Setting out such big ambitions is always important to galvanise efforts and provide targets. But it must be coupled, as President Nazarbayev has shown many times, with practical steps to achieve them. This is exactly what the high-level UNSC discussions on confidence building measures regarding weapons of mass destruction that Kazakhstan has initiated this week are intended to help identify.

The aim of the discussions is to examine how confidence and trust can be built at a regional and international level. We need to find agreed ways to resolve and prevent conflicts so states no longer feel it is necessary for their security to develop nuclear weapons. In time, too, such successful measures may persuade countries who already have nuclear weapons to reduce their arsenal or follow Kazakhstan’s lead in giving them up altogether.

It is a mark of President Nazarbayev’s own commitment to nuclear disarmament that he is helping lead these discussions himself in the Security Council. His involvement during his busy schedule in the United States will give the talks a real impetus. As the leader of the first country to renounce nuclear weapons voluntarily, he has the personal credentials to persuade fellow UNSC members to think seriously about what needs to happen.

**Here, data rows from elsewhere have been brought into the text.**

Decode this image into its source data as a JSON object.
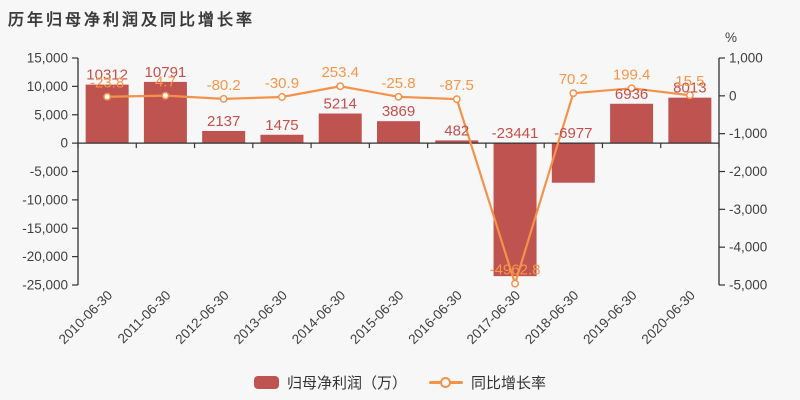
{
  "chart_data": {
    "type": "bar",
    "title": "历年归母净利润及同比增长率",
    "categories": [
      "2010-06-30",
      "2011-06-30",
      "2012-06-30",
      "2013-06-30",
      "2014-06-30",
      "2015-06-30",
      "2016-06-30",
      "2017-06-30",
      "2018-06-30",
      "2019-06-30",
      "2020-06-30"
    ],
    "series": [
      {
        "name": "归母净利润（万）",
        "type": "bar",
        "axis": "left",
        "color": "#bf5350",
        "label_color": "#c4504c",
        "values": [
          10312,
          10791,
          2137,
          1475,
          5214,
          3869,
          482,
          -23441,
          -6977,
          6936,
          8013
        ]
      },
      {
        "name": "同比增长率",
        "type": "line",
        "axis": "right",
        "color": "#f5924a",
        "label_color": "#f7964a",
        "values": [
          -23.8,
          4.7,
          -80.2,
          -30.9,
          253.4,
          -25.8,
          -87.5,
          -4962.8,
          70.2,
          199.4,
          15.5
        ]
      }
    ],
    "left_axis": {
      "min": -25000,
      "max": 15000,
      "ticks": [
        {
          "v": 15000,
          "label": "15,000"
        },
        {
          "v": 10000,
          "label": "10,000"
        },
        {
          "v": 5000,
          "label": "5,000"
        },
        {
          "v": 0,
          "label": "0"
        },
        {
          "v": -5000,
          "label": "-5,000"
        },
        {
          "v": -10000,
          "label": "-10,000"
        },
        {
          "v": -15000,
          "label": "-15,000"
        },
        {
          "v": -20000,
          "label": "-20,000"
        },
        {
          "v": -25000,
          "label": "-25,000"
        }
      ]
    },
    "right_axis": {
      "min": -5000,
      "max": 1000,
      "unit": "%",
      "ticks": [
        {
          "v": 1000,
          "label": "1,000"
        },
        {
          "v": 0,
          "label": "0"
        },
        {
          "v": -1000,
          "label": "-1,000"
        },
        {
          "v": -2000,
          "label": "-2,000"
        },
        {
          "v": -3000,
          "label": "-3,000"
        },
        {
          "v": -4000,
          "label": "-4,000"
        },
        {
          "v": -5000,
          "label": "-5,000"
        }
      ]
    },
    "legend_position": "bottom",
    "grid": false,
    "axis_line_color": "#333333",
    "axis_text_color": "#3f3f3f"
  },
  "legend": {
    "items": [
      {
        "label": "归母净利润（万）",
        "swatch": "bar",
        "color": "#bf5350"
      },
      {
        "label": "同比增长率",
        "swatch": "line",
        "color": "#f5924a"
      }
    ]
  }
}
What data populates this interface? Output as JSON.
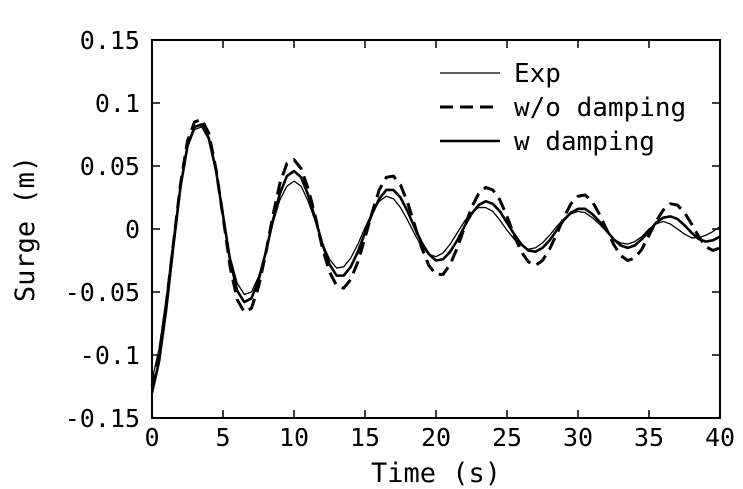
{
  "chart_data": {
    "type": "line",
    "title": "",
    "xlabel": "Time (s)",
    "ylabel": "Surge (m)",
    "xlim": [
      0,
      40
    ],
    "ylim": [
      -0.15,
      0.15
    ],
    "xticks": [
      0,
      5,
      10,
      15,
      20,
      25,
      30,
      35,
      40
    ],
    "xtick_labels": [
      "0",
      "5",
      "10",
      "15",
      "20",
      "25",
      "30",
      "35",
      "40"
    ],
    "yticks": [
      -0.15,
      -0.1,
      -0.05,
      0,
      0.05,
      0.1,
      0.15
    ],
    "ytick_labels": [
      "-0.15",
      "-0.1",
      "-0.05",
      "0",
      "0.05",
      "0.1",
      "0.15"
    ],
    "grid": false,
    "legend_position": "top-right",
    "series": [
      {
        "name": "Exp",
        "style": "thin-solid",
        "color": "#000000",
        "x": [
          0,
          0.5,
          1,
          1.5,
          2,
          2.5,
          3,
          3.5,
          4,
          4.5,
          5,
          5.5,
          6,
          6.5,
          7,
          7.5,
          8,
          8.5,
          9,
          9.5,
          10,
          10.5,
          11,
          11.5,
          12,
          12.5,
          13,
          13.5,
          14,
          14.5,
          15,
          15.5,
          16,
          16.5,
          17,
          17.5,
          18,
          18.5,
          19,
          19.5,
          20,
          20.5,
          21,
          21.5,
          22,
          22.5,
          23,
          23.5,
          24,
          24.5,
          25,
          25.5,
          26,
          26.5,
          27,
          27.5,
          28,
          28.5,
          29,
          29.5,
          30,
          30.5,
          31,
          31.5,
          32,
          32.5,
          33,
          33.5,
          34,
          34.5,
          35,
          35.5,
          36,
          36.5,
          37,
          37.5,
          38,
          38.5,
          39,
          39.5,
          40
        ],
        "y": [
          -0.12,
          -0.095,
          -0.055,
          -0.008,
          0.035,
          0.065,
          0.079,
          0.081,
          0.071,
          0.046,
          0.012,
          -0.022,
          -0.043,
          -0.052,
          -0.05,
          -0.038,
          -0.018,
          0.004,
          0.023,
          0.034,
          0.038,
          0.034,
          0.022,
          0.006,
          -0.011,
          -0.024,
          -0.031,
          -0.03,
          -0.023,
          -0.012,
          0.001,
          0.013,
          0.022,
          0.026,
          0.024,
          0.017,
          0.007,
          -0.004,
          -0.014,
          -0.02,
          -0.022,
          -0.019,
          -0.012,
          -0.003,
          0.006,
          0.013,
          0.017,
          0.017,
          0.014,
          0.007,
          -0.001,
          -0.008,
          -0.013,
          -0.016,
          -0.015,
          -0.011,
          -0.005,
          0.002,
          0.008,
          0.012,
          0.014,
          0.013,
          0.009,
          0.004,
          -0.002,
          -0.008,
          -0.011,
          -0.012,
          -0.01,
          -0.006,
          0.0,
          0.004,
          0.006,
          0.004,
          0.0,
          -0.004,
          -0.007,
          -0.007,
          -0.005,
          -0.002,
          0.002
        ]
      },
      {
        "name": "w/o damping",
        "style": "dashed",
        "color": "#000000",
        "x": [
          0,
          0.5,
          1,
          1.5,
          2,
          2.5,
          3,
          3.5,
          4,
          4.5,
          5,
          5.5,
          6,
          6.5,
          7,
          7.5,
          8,
          8.5,
          9,
          9.5,
          10,
          10.5,
          11,
          11.5,
          12,
          12.5,
          13,
          13.5,
          14,
          14.5,
          15,
          15.5,
          16,
          16.5,
          17,
          17.5,
          18,
          18.5,
          19,
          19.5,
          20,
          20.5,
          21,
          21.5,
          22,
          22.5,
          23,
          23.5,
          24,
          24.5,
          25,
          25.5,
          26,
          26.5,
          27,
          27.5,
          28,
          28.5,
          29,
          29.5,
          30,
          30.5,
          31,
          31.5,
          32,
          32.5,
          33,
          33.5,
          34,
          34.5,
          35,
          35.5,
          36,
          36.5,
          37,
          37.5,
          38,
          38.5,
          39,
          39.5,
          40
        ],
        "y": [
          -0.125,
          -0.1,
          -0.06,
          -0.012,
          0.035,
          0.07,
          0.085,
          0.087,
          0.076,
          0.048,
          0.01,
          -0.03,
          -0.056,
          -0.066,
          -0.063,
          -0.046,
          -0.02,
          0.01,
          0.036,
          0.052,
          0.055,
          0.048,
          0.032,
          0.01,
          -0.015,
          -0.034,
          -0.045,
          -0.047,
          -0.04,
          -0.026,
          -0.007,
          0.013,
          0.031,
          0.041,
          0.042,
          0.035,
          0.021,
          0.003,
          -0.015,
          -0.029,
          -0.036,
          -0.036,
          -0.028,
          -0.015,
          0.001,
          0.017,
          0.028,
          0.033,
          0.031,
          0.023,
          0.01,
          -0.005,
          -0.018,
          -0.026,
          -0.029,
          -0.025,
          -0.016,
          -0.004,
          0.009,
          0.02,
          0.026,
          0.027,
          0.022,
          0.012,
          0.0,
          -0.012,
          -0.021,
          -0.025,
          -0.023,
          -0.016,
          -0.005,
          0.006,
          0.015,
          0.02,
          0.019,
          0.013,
          0.004,
          -0.006,
          -0.014,
          -0.017,
          -0.015
        ]
      },
      {
        "name": "w damping",
        "style": "thick-solid",
        "color": "#000000",
        "x": [
          0,
          0.5,
          1,
          1.5,
          2,
          2.5,
          3,
          3.5,
          4,
          4.5,
          5,
          5.5,
          6,
          6.5,
          7,
          7.5,
          8,
          8.5,
          9,
          9.5,
          10,
          10.5,
          11,
          11.5,
          12,
          12.5,
          13,
          13.5,
          14,
          14.5,
          15,
          15.5,
          16,
          16.5,
          17,
          17.5,
          18,
          18.5,
          19,
          19.5,
          20,
          20.5,
          21,
          21.5,
          22,
          22.5,
          23,
          23.5,
          24,
          24.5,
          25,
          25.5,
          26,
          26.5,
          27,
          27.5,
          28,
          28.5,
          29,
          29.5,
          30,
          30.5,
          31,
          31.5,
          32,
          32.5,
          33,
          33.5,
          34,
          34.5,
          35,
          35.5,
          36,
          36.5,
          37,
          37.5,
          38,
          38.5,
          39,
          39.5,
          40
        ],
        "y": [
          -0.13,
          -0.105,
          -0.064,
          -0.014,
          0.033,
          0.066,
          0.081,
          0.083,
          0.072,
          0.047,
          0.011,
          -0.025,
          -0.049,
          -0.058,
          -0.055,
          -0.041,
          -0.019,
          0.006,
          0.028,
          0.042,
          0.046,
          0.041,
          0.027,
          0.008,
          -0.012,
          -0.028,
          -0.037,
          -0.037,
          -0.03,
          -0.018,
          -0.003,
          0.012,
          0.024,
          0.031,
          0.031,
          0.025,
          0.014,
          0.001,
          -0.011,
          -0.02,
          -0.025,
          -0.024,
          -0.018,
          -0.009,
          0.002,
          0.012,
          0.019,
          0.022,
          0.02,
          0.014,
          0.005,
          -0.004,
          -0.012,
          -0.017,
          -0.018,
          -0.015,
          -0.009,
          -0.001,
          0.007,
          0.013,
          0.016,
          0.016,
          0.012,
          0.006,
          -0.001,
          -0.008,
          -0.013,
          -0.015,
          -0.013,
          -0.008,
          -0.002,
          0.005,
          0.009,
          0.01,
          0.008,
          0.003,
          -0.003,
          -0.008,
          -0.01,
          -0.009,
          -0.006
        ]
      }
    ]
  }
}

His visit to New York also underlines the importance that Kazakhstan places on the United Nations. Right from Kazakhstan’s first days as an independent country, it has seen a strong UN, respected by all countries, as absolutely essential for global stability, security and prosperity. Twenty-six years later, its critical role is clearer than ever.

As this paper has shown many times on different issues, our world is now so inter-connected and the challenges so complex, no country can overcome them on its own. Only by working together can we hope to find the solutions needed.

But if the UN is to play fully the role in identifying and delivering answers, it must be modernised and strengthened. Giving, for example, a greater role to the General Assembly as well as a better balance between regions in a reformed and expanded UNSC would help ensure solutions, which work for all countries, are identified and trusted.

Encouraging the reforms and agreements which will produce a stronger, better equipped United Nations ready to guide the world successfully through the challenges of the coming decades is another major priority for Kazakhstan. All who want to see a peaceful and prosperous world should be supporting Kazakhstan’s agenda.